一个gt框可能和多个预测框的iou都大于阈值，这是完全可能的。这里只保留最好的匹配，所以把那些多余的匹配都去掉。一个gt框只保留一个预测框，同时一个预测框只对应一个gt框。

# 匹配存在多个元素，可能是因为广播机制导致的重复，去除重复。
if x[0].shape[0] > 1:
    # 对置信度排序，倒序排列
    matches = matches[matches[:, 2].argsort()[::-1]]

    # 对预测detect进行去重，一个预测框只保留一个iou匹配。返回去重之后的matches
    matches = matches[np.unique(matches[:, 1], return_index=True)[1]]
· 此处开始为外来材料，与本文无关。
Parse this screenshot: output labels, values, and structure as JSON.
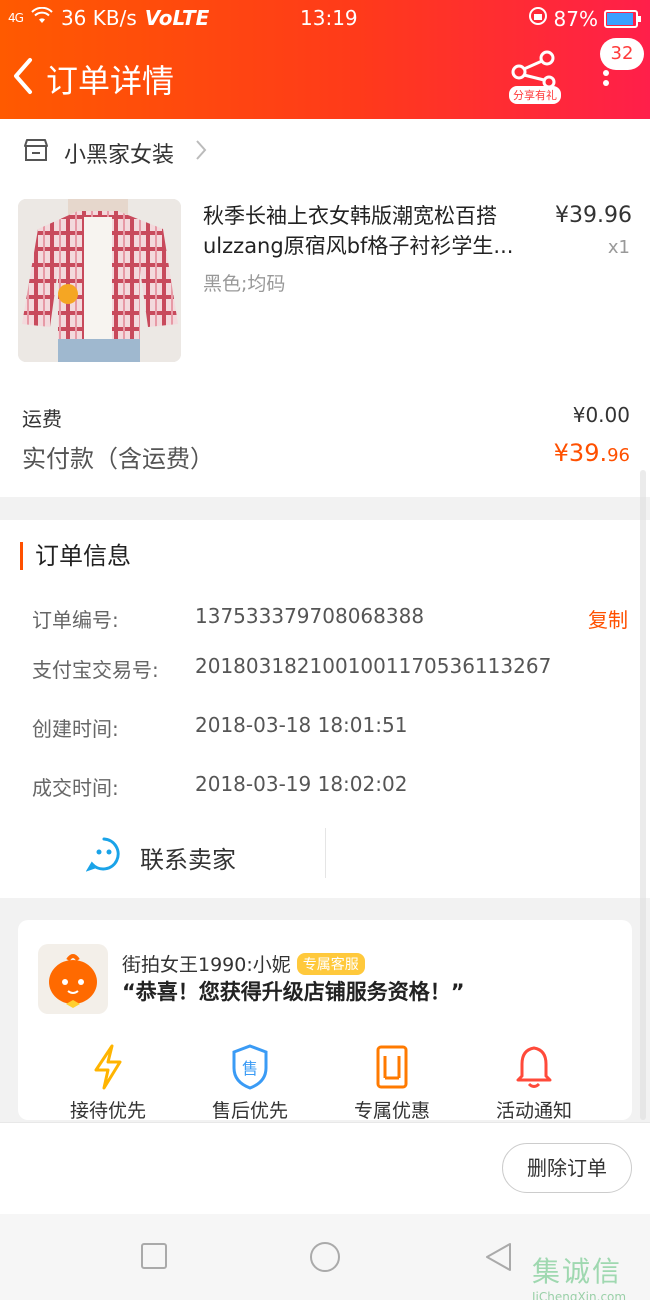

    # 对label进行去重，一个gt框只保留一个最高iou匹配，返回去重之后的matches
    # matches = matches[matches[:, 2].argsort()[::-1]]
    matches = matches[np.unique(matches[:, 0], return_index=True)[1]]

保存结果

correct是300*10的二维数组，将对应行和列的元素设置为True。

# 将correct中相应的元素置为True
correct[matches[:, 1].astype(int), i] = True

matches[:, 1].astype(int)预测框的下标
i某一个阈值

将某一个阈值下对应的预测框设置成True，也就是代表着在该阈值下，预测框预测的类别正确，同时IOU也超过阈值。

完整代码

def process_batch(detections, labels, iouv, img=None):
    """
    Return correct prediction matrix
    Arguments:
        detections (array[N, 6]), x1, y1, x2, y2, conf, class
        labels (array[M, 5]), class, x1, y1, x2, y2
    Returns:
        correct (array[N, 10]), for 10 IoU levels
    """

    # 预测正确的记录，所有iouv [0.5, 0.55, 0.6 ... 0.95]阈值下iou大于阈值且类型匹配的结果。
    # shape：(300, 10)  300个预测，10个阈值
    correct = np.zeros((detections.shape[0], iouv.shape[0])).astype(bool)

    """
    计算gt框和预测的iou，这个过程会出现广播机制，5个gt框分别和300个预测框计算iou,得到的结果为5,300
    (Pdb) pp detections[:, :4].shape
    torch.Size([300, 4])
    (Pdb) pp labels[:, 1:].shape
    torch.Size([5, 4])
    (Pdb) pp iou.shape
    torch.Size([5, 300])
    """
    iou = box_iou(labels[:, 1:], detections[:, :4])

    breakpoint()

    # 计算标签匹配。labels[:, 0:1]代表所有标注的标签。用每一个gt的标签和所有的预测的标签匹配。
    # 过程存在广播机制，结果为：torch.Size([5, 300])
    # 结果中 0维也就是5是gt的label  1维也就是300是预测label
    """
    (Pdb) labels[:, 0:1].shape
    torch.Size([5, 1])
    (Pdb) detections[:, 5].shape
    torch.Size([300])
    correct_class.shape
    torch.Size([5, 300])
    """
    correct_class = labels[:, 0:1] == detections[:, 5]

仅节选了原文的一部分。